Groupware's third use, activity tracking, is its most common application. In the equity division of a leading Swiss bank, for example, stockbrokers are in constant contact with representatives from more than 50 major clients. All contacts are now recorded with access open to all users. Pre-groupware, none of the brokers knew what their colleagues were saying. Now that they know of every contact that has been made, they are much better informed and morale has improved considerably.
Zeneca Pharmaceuticals International has found groupware similarly useful. Graham Burton, IT manager in Zeneca Pharma's UK sales organisation, has installed Notes, 'on a wall-to-wall basis'. About half the staff are salesmen working from home and can look up details of their customers before making calls. They know of every contact made with the customer by every member of Zeneca staff and the information flow has alerted them to others in the organisation who can help with marketing.
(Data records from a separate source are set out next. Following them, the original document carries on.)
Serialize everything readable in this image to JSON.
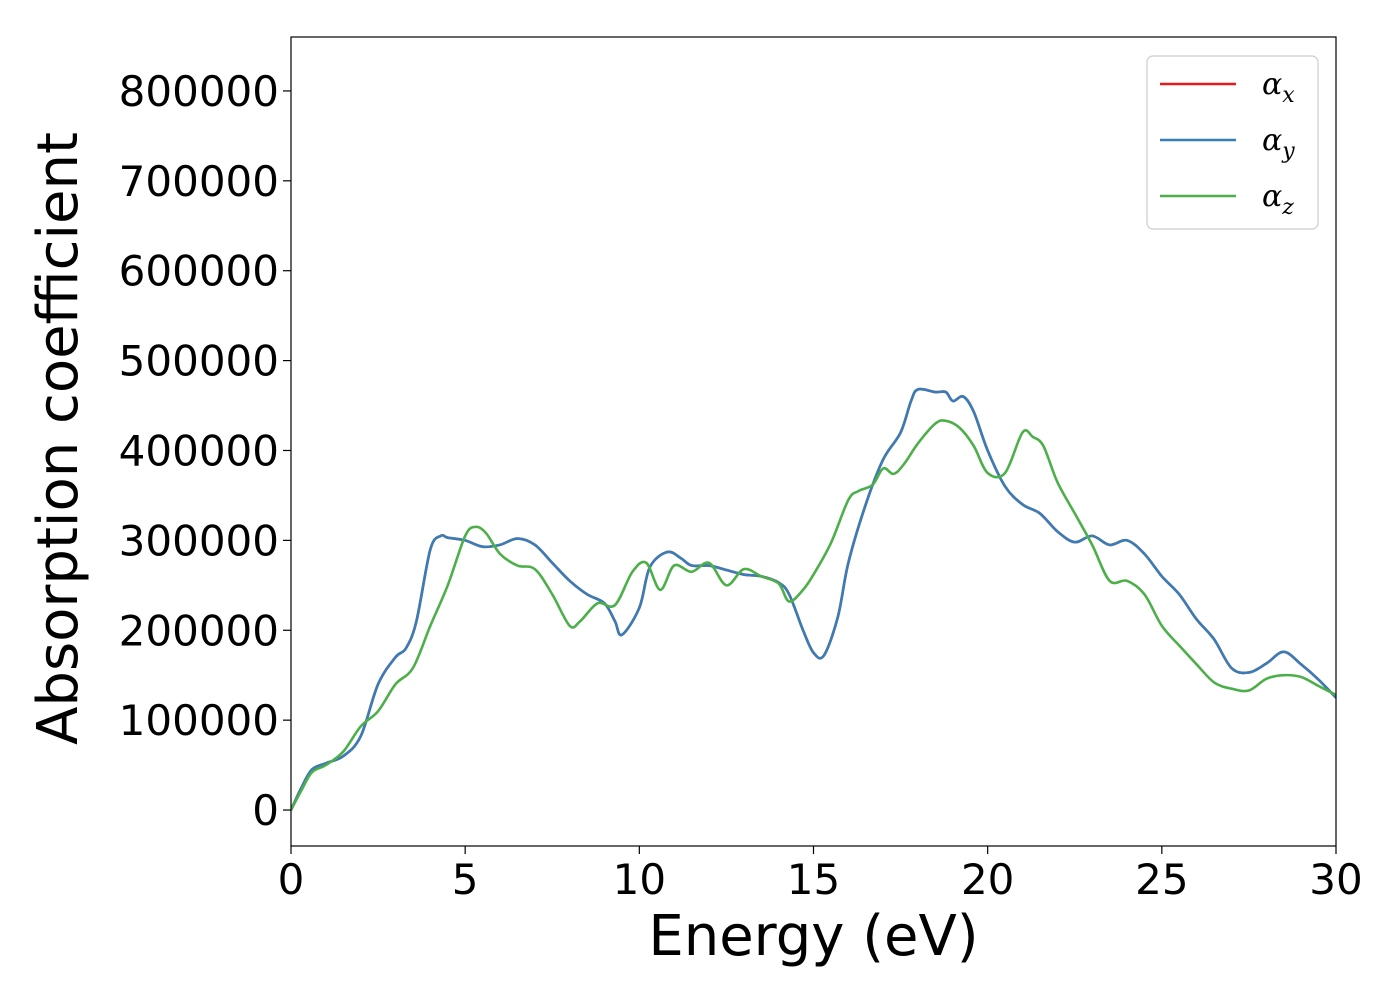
{
  "chart_data": {
    "type": "line",
    "title": "",
    "xlabel": "Energy (eV)",
    "ylabel": "Absorption coefficient",
    "xlim": [
      0,
      30
    ],
    "ylim": [
      -40000,
      860000
    ],
    "xticks": [
      0,
      5,
      10,
      15,
      20,
      25,
      30
    ],
    "yticks": [
      0,
      100000,
      200000,
      300000,
      400000,
      500000,
      600000,
      700000,
      800000
    ],
    "grid": false,
    "legend_position": "top-right",
    "series": [
      {
        "name": "α_x",
        "legend_main": "α",
        "legend_sub": "x",
        "color": "#e41a1c",
        "x": [
          0,
          0.3,
          0.6,
          1,
          1.5,
          2,
          2.5,
          3,
          3.3,
          3.6,
          4,
          4.3,
          4.5,
          5,
          5.5,
          6,
          6.5,
          7,
          7.5,
          8,
          8.5,
          9,
          9.3,
          9.5,
          10,
          10.3,
          10.8,
          11.2,
          11.5,
          12,
          12.5,
          13,
          13.5,
          14,
          14.3,
          14.7,
          15,
          15.3,
          15.7,
          16,
          16.5,
          17,
          17.5,
          17.8,
          18,
          18.5,
          18.8,
          19,
          19.3,
          19.6,
          20,
          20.5,
          21,
          21.5,
          22,
          22.5,
          23,
          23.5,
          24,
          24.5,
          25,
          25.5,
          26,
          26.5,
          27,
          27.5,
          28,
          28.5,
          29,
          29.5,
          30
        ],
        "y": [
          0,
          25000,
          45000,
          52000,
          60000,
          82000,
          140000,
          170000,
          180000,
          210000,
          290000,
          305000,
          303000,
          300000,
          293000,
          295000,
          302000,
          295000,
          275000,
          255000,
          240000,
          230000,
          210000,
          195000,
          225000,
          270000,
          287000,
          280000,
          272000,
          272000,
          267000,
          262000,
          260000,
          253000,
          240000,
          200000,
          175000,
          172000,
          215000,
          275000,
          340000,
          390000,
          420000,
          455000,
          468000,
          465000,
          465000,
          455000,
          460000,
          443000,
          400000,
          360000,
          340000,
          330000,
          310000,
          298000,
          305000,
          295000,
          300000,
          285000,
          260000,
          240000,
          212000,
          190000,
          158000,
          153000,
          163000,
          176000,
          162000,
          145000,
          125000
        ]
      },
      {
        "name": "α_y",
        "legend_main": "α",
        "legend_sub": "y",
        "color": "#377eb8",
        "x": [
          0,
          0.3,
          0.6,
          1,
          1.5,
          2,
          2.5,
          3,
          3.3,
          3.6,
          4,
          4.3,
          4.5,
          5,
          5.5,
          6,
          6.5,
          7,
          7.5,
          8,
          8.5,
          9,
          9.3,
          9.5,
          10,
          10.3,
          10.8,
          11.2,
          11.5,
          12,
          12.5,
          13,
          13.5,
          14,
          14.3,
          14.7,
          15,
          15.3,
          15.7,
          16,
          16.5,
          17,
          17.5,
          17.8,
          18,
          18.5,
          18.8,
          19,
          19.3,
          19.6,
          20,
          20.5,
          21,
          21.5,
          22,
          22.5,
          23,
          23.5,
          24,
          24.5,
          25,
          25.5,
          26,
          26.5,
          27,
          27.5,
          28,
          28.5,
          29,
          29.5,
          30
        ],
        "y": [
          0,
          25000,
          45000,
          52000,
          60000,
          82000,
          140000,
          170000,
          180000,
          210000,
          290000,
          305000,
          303000,
          300000,
          293000,
          295000,
          302000,
          295000,
          275000,
          255000,
          240000,
          230000,
          210000,
          195000,
          225000,
          270000,
          287000,
          280000,
          272000,
          272000,
          267000,
          262000,
          260000,
          253000,
          240000,
          200000,
          175000,
          172000,
          215000,
          275000,
          340000,
          390000,
          420000,
          455000,
          468000,
          465000,
          465000,
          455000,
          460000,
          443000,
          400000,
          360000,
          340000,
          330000,
          310000,
          298000,
          305000,
          295000,
          300000,
          285000,
          260000,
          240000,
          212000,
          190000,
          158000,
          153000,
          163000,
          176000,
          162000,
          145000,
          125000
        ]
      },
      {
        "name": "α_z",
        "legend_main": "α",
        "legend_sub": "z",
        "color": "#4daf4a",
        "x": [
          0,
          0.3,
          0.6,
          1,
          1.5,
          2,
          2.5,
          3,
          3.5,
          4,
          4.5,
          5,
          5.3,
          5.6,
          6,
          6.5,
          7,
          7.5,
          8,
          8.3,
          8.8,
          9.3,
          9.8,
          10.2,
          10.6,
          11,
          11.5,
          12,
          12.5,
          13,
          13.5,
          14,
          14.3,
          14.7,
          15,
          15.5,
          16,
          16.3,
          16.7,
          17,
          17.3,
          17.6,
          18,
          18.5,
          18.8,
          19.2,
          19.6,
          20,
          20.5,
          21,
          21.3,
          21.6,
          22,
          22.5,
          23,
          23.5,
          24,
          24.5,
          25,
          25.5,
          26,
          26.5,
          27,
          27.5,
          28,
          28.5,
          29,
          29.5,
          30
        ],
        "y": [
          0,
          22000,
          42000,
          50000,
          65000,
          93000,
          110000,
          140000,
          158000,
          205000,
          250000,
          305000,
          315000,
          308000,
          285000,
          272000,
          268000,
          240000,
          205000,
          210000,
          230000,
          228000,
          265000,
          275000,
          245000,
          272000,
          265000,
          275000,
          250000,
          268000,
          260000,
          252000,
          232000,
          245000,
          262000,
          297000,
          345000,
          355000,
          362000,
          380000,
          374000,
          385000,
          408000,
          430000,
          433000,
          425000,
          405000,
          375000,
          375000,
          420000,
          415000,
          405000,
          365000,
          330000,
          295000,
          255000,
          255000,
          240000,
          205000,
          183000,
          162000,
          142000,
          135000,
          133000,
          146000,
          150000,
          148000,
          138000,
          128000
        ]
      }
    ]
  }
}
Co-operation rather than competition characterises the groupware ethos. Firms who use Notes often wish to share experiences with one another and this facility is provided by the Lotus User Group which manages a discussion database. A growing number of large corporate Notes users - already 120 - are joining the group which also provides technical support and a variety of services, including access to World-Wide Web and the Internet. Chairman Simon Moores and User Group members talk of the changes that groupware has brought about: strong support for team working; a huge reduction in the use of paper; better information at meetings; shorter, sharper meetings with better decisions, improved internal communication.Unilever is one of many firms which have found that groupware leads naturally to business process re-engineering and to 'virtual teams' consisting of people in different disciplines and departments across different countries. The old communications tools - mail, fax, phone and messaging - were inadequate. Groupware is the perfect team tool.
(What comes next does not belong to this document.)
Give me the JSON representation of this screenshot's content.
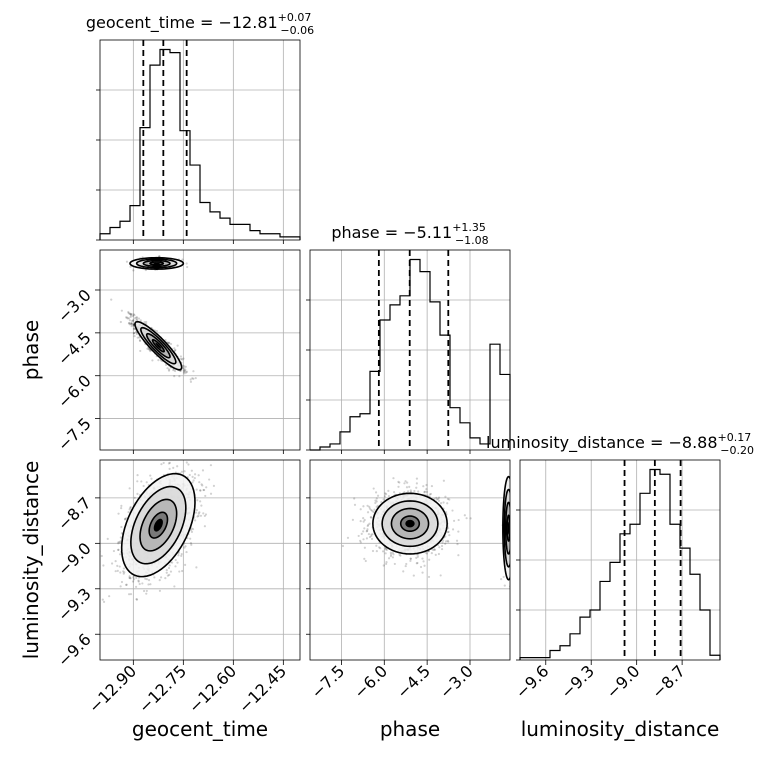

While users are convinced of groupware's merits, it has taken time for firms to work out the best formula for its implementation. Two mistakes commonly occur. The first is to have a lengthy pilot scheme during which the impetus may be lost. The other is to let user departments implement groupware on their own. Lacking sufficient technical expertise, users can duplicate applications, design applications poorly and set up directories and an overall structure that is restrictive when the system expands. Ideally there should be IT control of standards and structure. But Professor Holtham of the City University Business School warns that IT departments can smother groupware which, in essence, is a strategic user-led concept. The solution is for IT staff to get closer to users and more firms are indeed setting up teams consisting of both IT staff and users for developing applications.
Smoothing the way for co-operation between the IT department and end-users is not, however, groupware's greatest challenge. Research by International Data Corporation suggests that the greatest benefits came from cross-enterprise or extended-enterprise systems where customers, suppliers, business partners and retail outlets all have access to a firm's databases. However, extending the co-operative ethos from within to between organisations may, for many, prove too much of a cultural shock.